Question

A variable force, given by the 2 dimensional vector $\overrightarrow{F}=\left( 3{{x}^{2}}\widehat{i}+4\widehat{j} \right)$, acts on a particle. The force is in Newton and x is in metre. What is the change in the kinetic energy of the particle as it moves from the point with coordinates (2,3) to (3,0)?
(coordinates are in metres).
A. -7J
B. zero
C. 7J
D. 19J

Answer 1

Resolve the force into its horizontal and vertical components. Find the work done by each of the forces in the horizontal and vertical direction. Then use the work energy theorem that says that the total work done on a particle is equal to the change in its kinetic energy.
Formula used:
$W=\int{F.dx}$
W=Fd

Complete answer:
To find the change in the kinetic energy of the particle we will use the work energy theorem.
According to the work energy theorem, the total work done by all the forces on a particle is equal to the change in kinetic energy.
Therefore, we will find the total work done on the particle and that will be the change in kinetic energy of the particle.
Work is defined as the product of the force and the displacement of the particle in the direction of this force.
i.e. W=Fd.
In this case, the force acting on the particle is given as $\overrightarrow{F}=\left( 3{{x}^{2}}\widehat{i}+4\widehat{j} \right)$. We can divide this force into two forces. One force is acting in the horizontal direction (along x-axis) with magnitude of ${{F}_{x}}=3{{x}^{2}}$N.
The other force is acting in the vertical direction (along y-axis) with magnitude of ${{F}_{y}}$= 4N.
According to the given data, the displacement of the particle in the horizontal direction is x=1m. The displacement in vertical direction is y= -3m because it is along the negative y-axis.
Since the force ${{F}_{x}}$ depends on the x coordinate, it is a variable force. Work done by a variable force is given as $W=\int{F.dx}$.
Here, the limits of x are from x=2 to x=3.
$\Rightarrow {{W}_{x}}=\int\limits_{2}^{3}{F.dx}=\int\limits_{2}^{3}{3{{x}^{2}}.dx}$
$\Rightarrow {{W}_{x}}=3\left. \left( \dfrac{{{x}^{3}}}{3} \right) \right|_{2}^{3}$
$\Rightarrow {{W}_{x}}=3\left( \dfrac{\left( {{3}^{3}}-{{2}^{3}} \right)}{3} \right)=(27-8)=19J$
The work done by the vertical force is ${{W}_{y}}={{F}_{y}}y=4(-3)=-12J$
Hence, the total work done on the particle is $W={{W}_{x}}+{{W}_{y}}=19-12=7J$.
This means that the change in kinetic energy of the particle is 7J.

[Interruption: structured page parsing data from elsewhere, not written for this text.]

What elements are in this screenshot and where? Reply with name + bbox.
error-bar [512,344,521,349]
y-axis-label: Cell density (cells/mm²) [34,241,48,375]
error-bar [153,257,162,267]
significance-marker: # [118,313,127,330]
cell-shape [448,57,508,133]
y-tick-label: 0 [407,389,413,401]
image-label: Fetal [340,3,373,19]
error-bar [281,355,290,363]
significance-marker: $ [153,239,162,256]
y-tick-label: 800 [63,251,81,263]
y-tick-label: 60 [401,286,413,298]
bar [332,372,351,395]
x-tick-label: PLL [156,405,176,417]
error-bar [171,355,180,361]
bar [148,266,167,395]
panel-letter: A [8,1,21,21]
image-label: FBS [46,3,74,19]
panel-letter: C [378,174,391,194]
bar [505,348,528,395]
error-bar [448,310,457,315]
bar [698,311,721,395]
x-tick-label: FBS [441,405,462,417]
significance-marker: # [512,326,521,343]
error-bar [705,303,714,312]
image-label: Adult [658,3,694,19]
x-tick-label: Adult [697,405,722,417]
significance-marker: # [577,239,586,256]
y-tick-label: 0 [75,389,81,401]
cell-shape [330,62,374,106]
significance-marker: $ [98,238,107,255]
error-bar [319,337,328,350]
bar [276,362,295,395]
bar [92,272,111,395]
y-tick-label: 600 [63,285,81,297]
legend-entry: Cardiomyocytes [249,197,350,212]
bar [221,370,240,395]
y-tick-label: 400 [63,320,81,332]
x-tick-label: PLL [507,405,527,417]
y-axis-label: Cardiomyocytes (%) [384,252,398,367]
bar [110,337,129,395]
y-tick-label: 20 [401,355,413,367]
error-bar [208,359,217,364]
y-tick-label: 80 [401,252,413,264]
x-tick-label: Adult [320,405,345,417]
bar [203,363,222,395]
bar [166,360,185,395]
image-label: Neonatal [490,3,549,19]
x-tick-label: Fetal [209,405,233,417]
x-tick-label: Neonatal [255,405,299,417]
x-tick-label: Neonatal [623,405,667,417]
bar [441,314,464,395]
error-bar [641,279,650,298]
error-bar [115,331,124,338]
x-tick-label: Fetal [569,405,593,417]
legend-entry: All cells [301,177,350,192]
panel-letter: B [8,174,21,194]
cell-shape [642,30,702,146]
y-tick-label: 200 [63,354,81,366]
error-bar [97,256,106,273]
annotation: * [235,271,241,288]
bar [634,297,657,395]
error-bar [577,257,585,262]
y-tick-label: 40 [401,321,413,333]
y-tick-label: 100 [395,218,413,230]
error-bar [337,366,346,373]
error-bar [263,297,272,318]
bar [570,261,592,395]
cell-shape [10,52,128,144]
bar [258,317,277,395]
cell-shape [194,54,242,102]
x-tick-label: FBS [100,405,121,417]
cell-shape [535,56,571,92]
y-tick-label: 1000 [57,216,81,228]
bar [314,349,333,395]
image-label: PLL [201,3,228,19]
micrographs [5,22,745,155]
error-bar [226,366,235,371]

Hence, the correct option is C.

Note:
The exact definition of work done on a particle is that it is the dot product of the force and the displacement of the particle.
i.e. $W=\overrightarrow{F}.\overrightarrow{d}$.
If the horizontal force was a constant that we could have found the dot product of force and the displacement vector.
Here the displacement of the particle is $\overrightarrow{d}=\widehat{i}-3\widehat{j}$.
And the constant force be $\overrightarrow{F}={{F}_{x}}\widehat{i}+{{F}_{y}}\widehat{j}$.
Then $W=\overrightarrow{F}.\overrightarrow{d}=\left( {{F}_{x}}\widehat{i}+{{F}_{y}}\widehat{j} \right).\left( \widehat{i}-3\widehat{j} \right)=\left( {{F}_{x}}-3{{F}_{y}} \right)J$.